Note that dictionary definitions may be somewhat vague:

radio telescope noun [ C ]

a device for receiving, for scientific study, the electromagnetic waves sent out by objects in space such as stars

Cambridge Dictionary

This definition is a little misleading, since radio telescope normally refers to a device that operates at frequencies below the infra-red spectrum.

Like microscope, the term telescope is a reasonable catch-all, although its meaning may be misunderstood.

Note that there are such things as neutrino telescopes. Neutrinos are not a form of electromagnetic radiation, although they are fundamental particles.


I think you need to refer to a specialist dictionary.
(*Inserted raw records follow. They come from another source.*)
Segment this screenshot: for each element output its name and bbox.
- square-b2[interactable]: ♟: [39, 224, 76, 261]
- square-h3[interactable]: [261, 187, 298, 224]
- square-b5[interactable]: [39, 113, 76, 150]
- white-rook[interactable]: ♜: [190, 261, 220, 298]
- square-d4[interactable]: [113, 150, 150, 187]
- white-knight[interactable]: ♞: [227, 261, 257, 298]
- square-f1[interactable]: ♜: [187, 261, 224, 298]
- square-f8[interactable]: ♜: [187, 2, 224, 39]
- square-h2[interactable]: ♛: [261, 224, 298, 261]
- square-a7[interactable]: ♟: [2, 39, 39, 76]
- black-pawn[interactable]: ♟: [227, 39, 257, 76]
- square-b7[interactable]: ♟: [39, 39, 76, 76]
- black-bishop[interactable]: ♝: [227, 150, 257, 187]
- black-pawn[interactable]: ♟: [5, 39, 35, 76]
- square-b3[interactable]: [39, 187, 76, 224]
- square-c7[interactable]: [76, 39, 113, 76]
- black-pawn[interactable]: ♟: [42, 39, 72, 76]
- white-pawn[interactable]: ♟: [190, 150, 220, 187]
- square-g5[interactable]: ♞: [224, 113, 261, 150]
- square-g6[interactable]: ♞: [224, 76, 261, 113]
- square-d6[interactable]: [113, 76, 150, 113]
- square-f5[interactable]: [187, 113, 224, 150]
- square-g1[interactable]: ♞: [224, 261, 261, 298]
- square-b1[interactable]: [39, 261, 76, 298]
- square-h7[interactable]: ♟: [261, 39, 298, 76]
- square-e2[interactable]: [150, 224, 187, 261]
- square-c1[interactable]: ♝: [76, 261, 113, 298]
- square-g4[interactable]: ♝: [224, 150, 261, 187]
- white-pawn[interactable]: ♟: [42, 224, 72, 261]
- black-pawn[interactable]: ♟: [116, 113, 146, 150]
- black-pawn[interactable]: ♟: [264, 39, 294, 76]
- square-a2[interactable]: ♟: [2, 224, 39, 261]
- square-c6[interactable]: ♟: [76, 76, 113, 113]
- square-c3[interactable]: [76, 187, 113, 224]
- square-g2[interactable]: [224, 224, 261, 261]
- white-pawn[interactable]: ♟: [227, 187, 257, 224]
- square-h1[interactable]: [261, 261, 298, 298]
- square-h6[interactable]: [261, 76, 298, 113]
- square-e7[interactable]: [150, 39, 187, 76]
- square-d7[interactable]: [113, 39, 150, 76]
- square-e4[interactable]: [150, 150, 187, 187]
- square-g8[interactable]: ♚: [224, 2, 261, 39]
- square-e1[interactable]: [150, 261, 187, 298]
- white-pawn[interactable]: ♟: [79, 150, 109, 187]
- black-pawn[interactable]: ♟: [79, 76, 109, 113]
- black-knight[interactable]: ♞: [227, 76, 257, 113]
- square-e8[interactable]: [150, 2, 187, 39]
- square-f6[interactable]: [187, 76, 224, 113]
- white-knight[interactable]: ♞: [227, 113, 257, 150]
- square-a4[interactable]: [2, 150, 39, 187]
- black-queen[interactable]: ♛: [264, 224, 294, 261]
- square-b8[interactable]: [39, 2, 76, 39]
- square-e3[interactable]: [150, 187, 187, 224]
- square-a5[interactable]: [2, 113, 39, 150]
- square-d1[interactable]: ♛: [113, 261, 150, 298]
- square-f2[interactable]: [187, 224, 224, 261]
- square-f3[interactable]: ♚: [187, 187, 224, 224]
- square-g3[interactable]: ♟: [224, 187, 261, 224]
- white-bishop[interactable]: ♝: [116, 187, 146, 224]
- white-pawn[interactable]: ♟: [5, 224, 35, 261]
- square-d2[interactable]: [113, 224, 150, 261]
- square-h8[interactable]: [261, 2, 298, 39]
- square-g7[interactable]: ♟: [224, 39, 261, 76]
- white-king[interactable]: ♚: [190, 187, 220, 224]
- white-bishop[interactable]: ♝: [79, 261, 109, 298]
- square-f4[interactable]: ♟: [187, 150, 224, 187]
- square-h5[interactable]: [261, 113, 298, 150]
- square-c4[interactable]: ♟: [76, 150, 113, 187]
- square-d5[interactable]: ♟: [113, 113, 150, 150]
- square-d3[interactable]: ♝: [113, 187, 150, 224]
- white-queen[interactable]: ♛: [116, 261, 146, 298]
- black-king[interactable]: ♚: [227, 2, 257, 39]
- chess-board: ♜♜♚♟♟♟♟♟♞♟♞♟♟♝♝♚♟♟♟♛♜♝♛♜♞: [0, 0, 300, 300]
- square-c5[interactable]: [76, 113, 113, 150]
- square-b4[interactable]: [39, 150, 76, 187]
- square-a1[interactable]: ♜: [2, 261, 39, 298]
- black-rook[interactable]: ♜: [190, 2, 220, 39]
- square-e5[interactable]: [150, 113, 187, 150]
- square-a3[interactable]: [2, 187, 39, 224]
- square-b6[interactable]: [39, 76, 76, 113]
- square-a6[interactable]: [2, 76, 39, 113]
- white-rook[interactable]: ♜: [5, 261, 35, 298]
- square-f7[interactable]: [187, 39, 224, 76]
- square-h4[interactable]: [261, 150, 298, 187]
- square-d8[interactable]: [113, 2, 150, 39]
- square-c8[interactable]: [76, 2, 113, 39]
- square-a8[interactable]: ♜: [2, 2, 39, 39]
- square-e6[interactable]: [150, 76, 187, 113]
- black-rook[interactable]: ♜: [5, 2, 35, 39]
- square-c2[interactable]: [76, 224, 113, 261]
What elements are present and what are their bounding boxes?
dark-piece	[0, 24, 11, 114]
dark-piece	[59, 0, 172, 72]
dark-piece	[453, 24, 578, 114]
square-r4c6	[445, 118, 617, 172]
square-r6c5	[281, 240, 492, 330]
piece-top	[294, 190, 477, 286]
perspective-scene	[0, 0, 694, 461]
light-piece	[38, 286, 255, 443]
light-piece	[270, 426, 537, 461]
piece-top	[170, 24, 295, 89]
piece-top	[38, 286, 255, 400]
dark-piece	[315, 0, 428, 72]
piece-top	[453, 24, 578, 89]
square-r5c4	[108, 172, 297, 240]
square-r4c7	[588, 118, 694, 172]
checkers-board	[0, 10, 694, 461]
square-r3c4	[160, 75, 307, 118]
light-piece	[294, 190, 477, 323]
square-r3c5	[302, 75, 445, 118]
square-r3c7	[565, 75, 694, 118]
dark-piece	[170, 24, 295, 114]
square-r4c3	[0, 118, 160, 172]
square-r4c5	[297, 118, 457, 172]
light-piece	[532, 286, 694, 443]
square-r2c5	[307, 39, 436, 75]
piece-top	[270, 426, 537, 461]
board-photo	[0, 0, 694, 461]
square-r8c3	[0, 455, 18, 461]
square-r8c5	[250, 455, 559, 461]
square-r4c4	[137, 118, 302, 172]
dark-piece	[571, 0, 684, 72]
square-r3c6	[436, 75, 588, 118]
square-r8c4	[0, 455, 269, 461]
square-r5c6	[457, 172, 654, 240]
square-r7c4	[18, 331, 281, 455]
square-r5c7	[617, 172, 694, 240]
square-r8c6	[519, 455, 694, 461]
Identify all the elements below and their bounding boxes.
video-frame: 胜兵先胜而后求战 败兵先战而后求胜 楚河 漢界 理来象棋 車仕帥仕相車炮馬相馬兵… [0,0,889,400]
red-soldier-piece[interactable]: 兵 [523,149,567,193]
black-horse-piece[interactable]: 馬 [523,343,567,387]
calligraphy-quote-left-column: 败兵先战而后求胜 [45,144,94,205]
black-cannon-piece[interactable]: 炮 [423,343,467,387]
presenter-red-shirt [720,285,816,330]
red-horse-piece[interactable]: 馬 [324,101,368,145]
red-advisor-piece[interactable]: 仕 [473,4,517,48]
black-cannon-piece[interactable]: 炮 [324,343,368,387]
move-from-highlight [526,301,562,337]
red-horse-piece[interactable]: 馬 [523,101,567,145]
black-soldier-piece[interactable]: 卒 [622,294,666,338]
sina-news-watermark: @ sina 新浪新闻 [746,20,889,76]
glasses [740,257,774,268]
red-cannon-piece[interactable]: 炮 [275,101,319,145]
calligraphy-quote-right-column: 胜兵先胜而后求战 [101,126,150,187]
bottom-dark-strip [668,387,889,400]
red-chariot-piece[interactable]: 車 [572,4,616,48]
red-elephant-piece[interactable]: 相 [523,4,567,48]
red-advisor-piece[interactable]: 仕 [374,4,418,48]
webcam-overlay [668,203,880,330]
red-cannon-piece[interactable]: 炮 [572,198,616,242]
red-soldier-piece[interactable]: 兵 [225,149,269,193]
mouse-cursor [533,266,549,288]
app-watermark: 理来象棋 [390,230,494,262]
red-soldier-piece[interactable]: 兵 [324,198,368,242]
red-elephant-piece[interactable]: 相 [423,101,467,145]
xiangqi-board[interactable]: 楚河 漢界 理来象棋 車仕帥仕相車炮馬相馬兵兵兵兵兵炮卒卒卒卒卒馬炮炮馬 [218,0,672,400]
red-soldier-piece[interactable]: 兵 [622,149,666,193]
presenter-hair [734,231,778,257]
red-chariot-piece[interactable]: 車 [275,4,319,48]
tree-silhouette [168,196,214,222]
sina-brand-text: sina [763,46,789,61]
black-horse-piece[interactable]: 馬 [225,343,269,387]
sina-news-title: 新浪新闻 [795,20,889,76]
I have a copy of The Penguin Dictionary of Physics copyright 1975 (abridged 1977).

Under telescope, definition 1 starts An optical device for producing a magnified or intensified image of distant objects and runs to 4 paragraphs, mentioning refracting and reflecting types.

Definition 2 is of interest here, and I quote it in its entirety:

An electronic device for detecting and amplifying electromagnetic radiation outside the visible region of the spectrum, including the *radio telescope and *electron telescope

(the asterisks indicate terms defined elsewhere in this dictionary). Note the lack of references to focussing in this definition, thus it would include even phased array telescopes like some of the square kilometre array.

For those puzzled by the electron telescope (as I was) it used a photocathode, high-voltage accelerating grids, and a phosphor screen to image UV and IR.